Il Kura The Whisky – Rum Cask Finish è un blended whisky senza definizione d’età, invecchiato in botti di rovere bianco americano e finito in botti di rum. Ha 40% di volume alcolico e dovrebbe contenere tagli di whiskies distillati localmente in due luoghi diversi (il condizionale è d’obbligo, visto che ben poco è dato sapere sul reale operato di molte distillerie nipponiche: quanto whisky comprano all’estero e quanto è prodotto sul posto?): una parte proveniente da Hokkaido e lavorato con torba locale (dalle caratteristiche assai simili a quella scozzese, ma presente in minime quantità) e una parte con single malt realizzati sulla stessa Okinawa.

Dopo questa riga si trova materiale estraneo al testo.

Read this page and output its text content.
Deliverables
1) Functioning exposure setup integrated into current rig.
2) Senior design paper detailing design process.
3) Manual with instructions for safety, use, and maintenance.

Il blend viene poi fatto maturare in botti ex bourbon, con un finishing in botti ex rum della stessa Helios. L’impatto olfattivo è molto intrigante: attacca dolce, con note di miele e di vaniglia, poi esce un piacevole ammandorlato insieme alla parte cerealicola, con un sottofondo di scorza di agrumi e una lievissima affumicatura. Al palato è equilibrato, abbastanza morbido, ma non lo definirei “piacione”. Attacco dolce anche qui, ma una buona acidità gli da contrasto, ancora con agrumi e un finale di discreta lunghezza e finezza, dove emergono note di caramello e spezie.
Il Kamiki, dell’omonima distilleria, è invece un prodotto dalle caratteristiche uniche. Prodotto nell’antica capitale di Nara, è un blended malt whisky affinato in botti di yoshino sugi, ovvero cedro Giapponese, un legno morbido e profumato usato da secoli per la costruzione di templi. Kami-Ki significa “respiro di dio” e fa riferimento al sacro Monte Miwa che troneggia sulla città. Il blend è ottenuto da whiskies di malto altamente selezionati prodotti sia in Giappone che all’estero, che fanno una seconda maturazione in queste botti di cedro. Mi aveva già impressionato la prima volta, in occasione dell’assegnazione del premio come “Best World Whisky” nell’ambito del Roma Whisky Festival, in una degustazione tenutasi a marzo presso il punto di incontro di tutti gli appassionati romani, il Whisky&Co. di Via Margutta. Si è confermato ad un secondo assaggio più recente. Al naso è molto complesso: spezie e legno balsamico in evidenza, cannella, zucchero di canna, toffee, miele, popcorn e sentori netti di sandalo e tè verde. Davvero intrigante! In bocca è equilibrato, giocato su toni dolci, con un alcol molto ben integrato (fa 48%) e un finale dove torna la balsamicità e l’affumicato. Ha una buona persistenza, anche se non lunghissima, e fa dell’armonia generale il suo punto di forza. Un whisky elegante e delicato insomma.
Chi vince? Difficile dirlo. Sono entrambi prodotti interessanti che testimoniano la grande qualità del whisky nipponico, ma soprattutto la loro estrema piacevolezza complessiva che ne giustifica il successo commerciale. Dovendo per forza esprimere una preferenza, voto per il Kamiki, a cui do un bonus per i profumi davvero originali e coinvolgenti.